The 62-year-old conservative is widely seen as a stabilising force in Europe amid uncertainty after Britain's vote to leave the European Union and as a bastion of Western liberal values after the election of Donald Trump as the next U.S. president.

She has already served 11 years as chancellor of Europe's biggest economy.

Ms Merkel said she expected strong challenges from the left and right fringes of society as Germany has become more polarised.

"This election will be difficult - like no other election since the reunification" of west and east Germany in 1990, she said.

Ms Merkel said she also will run to be re-elected as chairwoman of the Christian Democratic Union party when it holds its national convention next month.
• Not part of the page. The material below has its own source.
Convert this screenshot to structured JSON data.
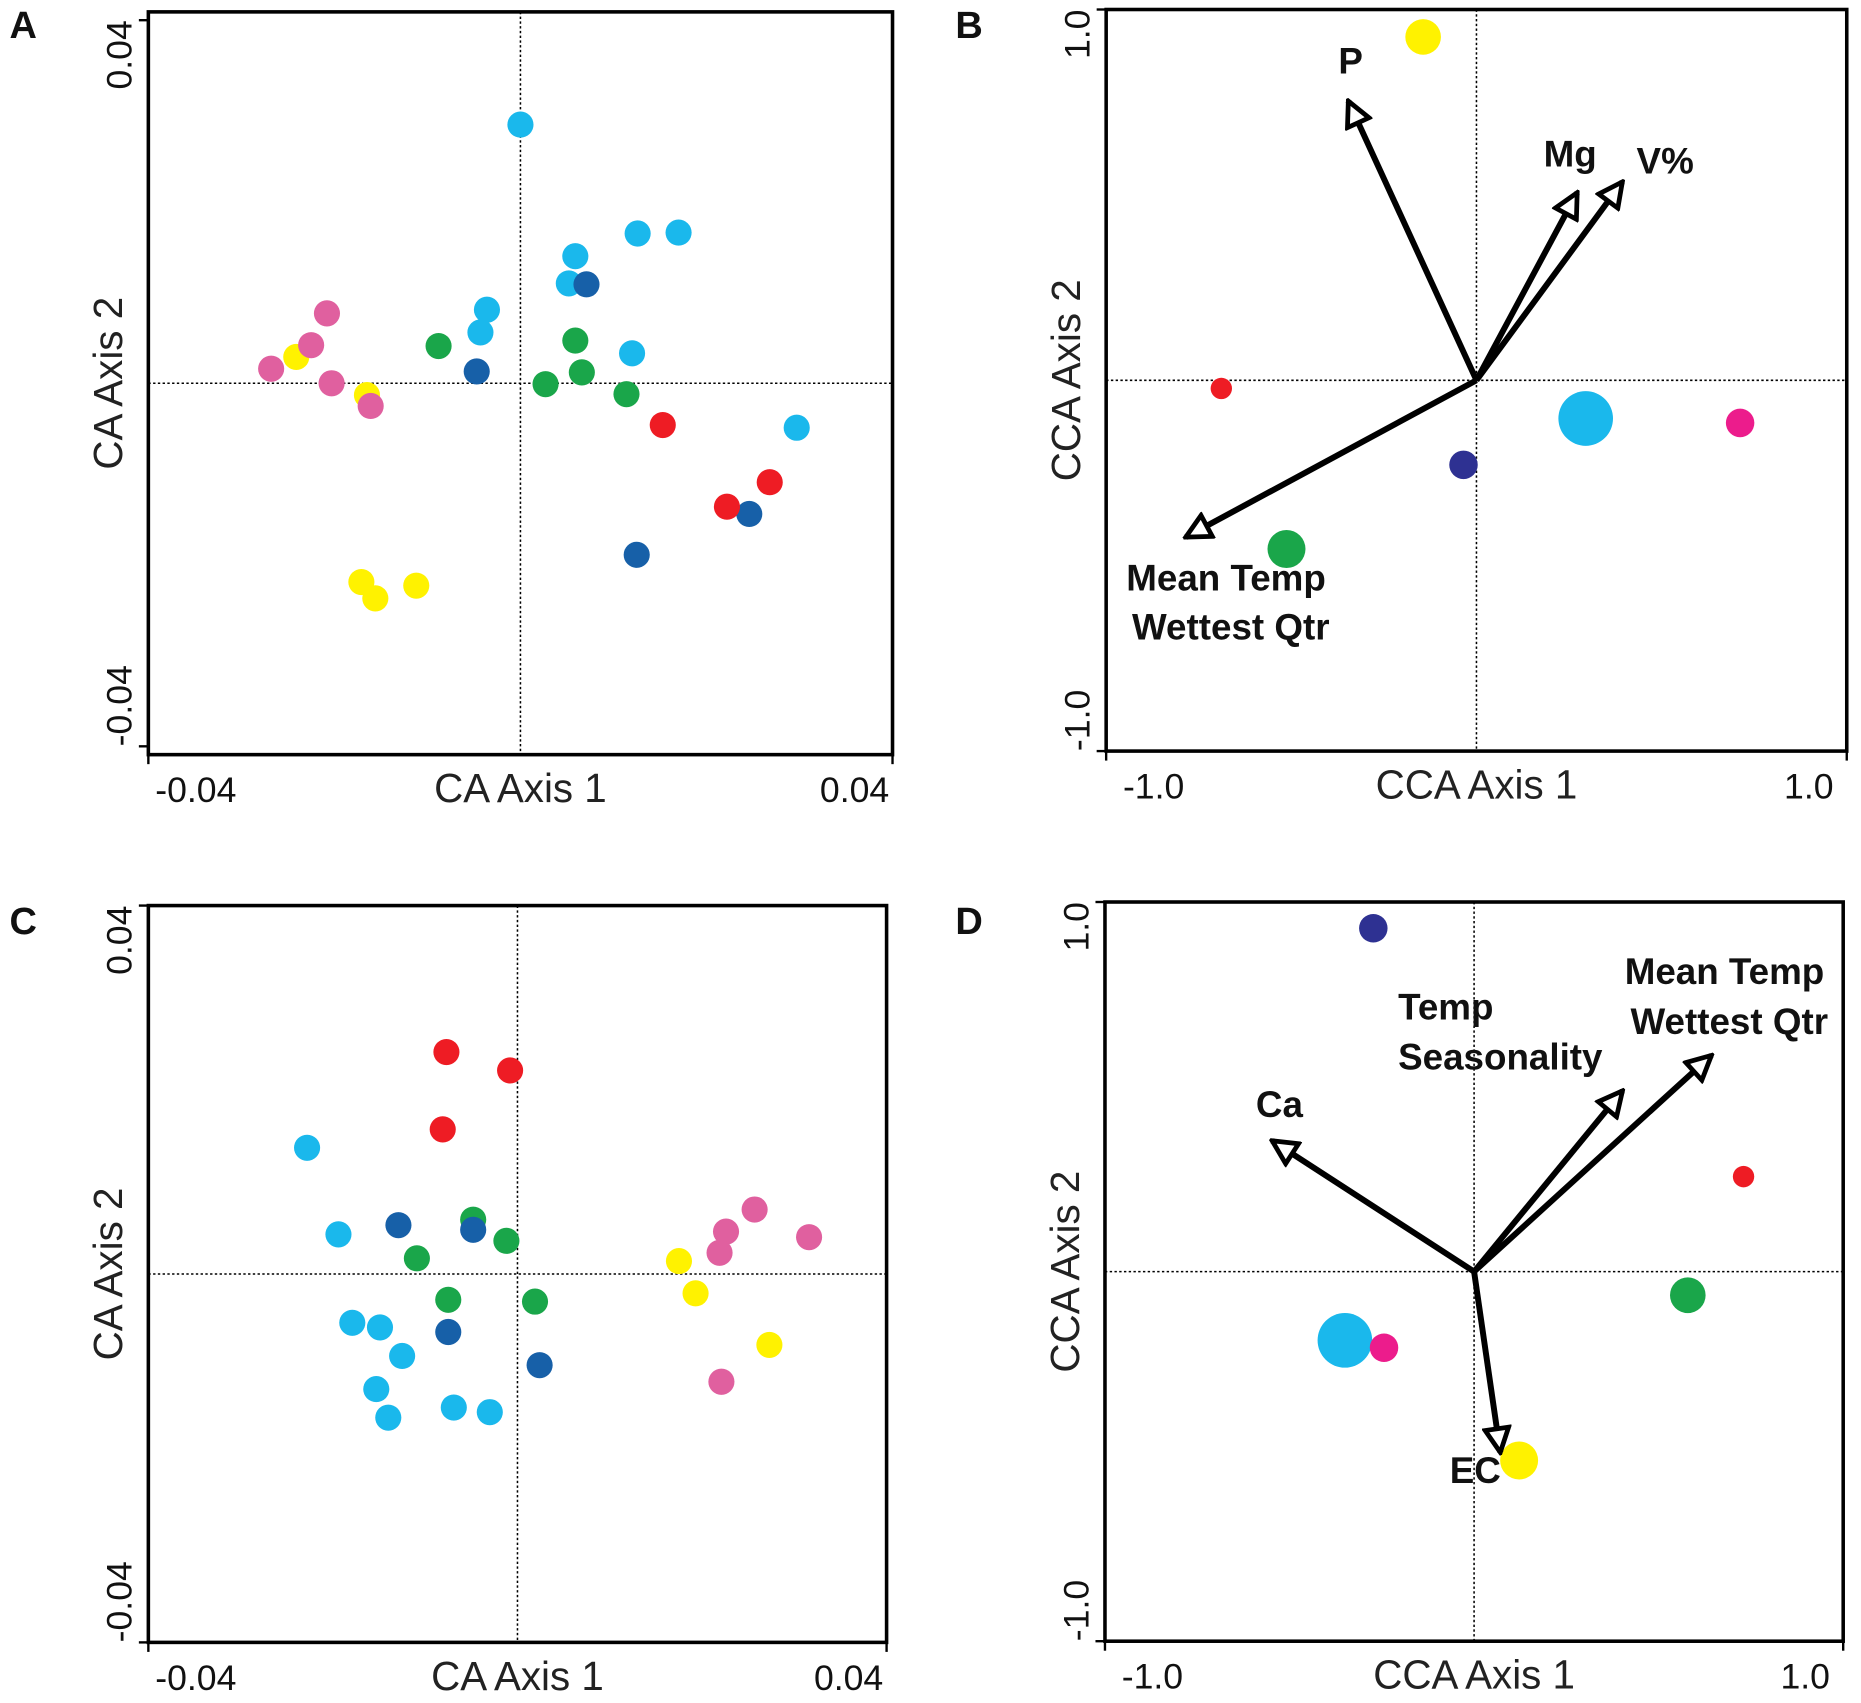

She faces no serious opposition within the party.

A physicist by training, Ms Merkel became chancellor in 2005. She is the first leader of a reunited Germany to have grown up under communism in the former East Germany.

Repeatedly named The World's Most Powerful Woman by Forbes magazine, Ms Merkel also has been suggested by some as the last powerful defender of liberal values in the west following Donald Trump's election as the next US president.

Nearly 60% of Germans surveyed in a recent poll said they wanted Ms Merkel to run for office again, said Manfred Guellner, head of the Forsa polling agency.

"In these difficult times, Merkel is a pillar of stability," Mr Guellner told The Associated Press. "People have the feeling she represents German interests well abroad."

Since becoming chancellor, she has dealt with several international crises, including the eurozone debt crisis in 2008-09 for which she brokered compromises among fractious European Union leaders.

She has been a strong advocate of efforts to combat climate change and in 2011 abruptly accelerated the shutdown of Germany's nuclear power plants following the meltdowns at Japan's Fukushima plant.

Unresolved diplomatic challenges include Europe's relationship with Russia, the future of Ukraine, autocratic developments in Turkey, the ongoing war in Syria and negotiations over Britain's exit from the European Union.

Ms Merkel also needs to brace herself for the populist wave sweeping both the US and Europe, where elections next year could see a far-right politician become president of France.

A date has not yet been set for the election but it will take place sometime between August 23 and October 22 next year.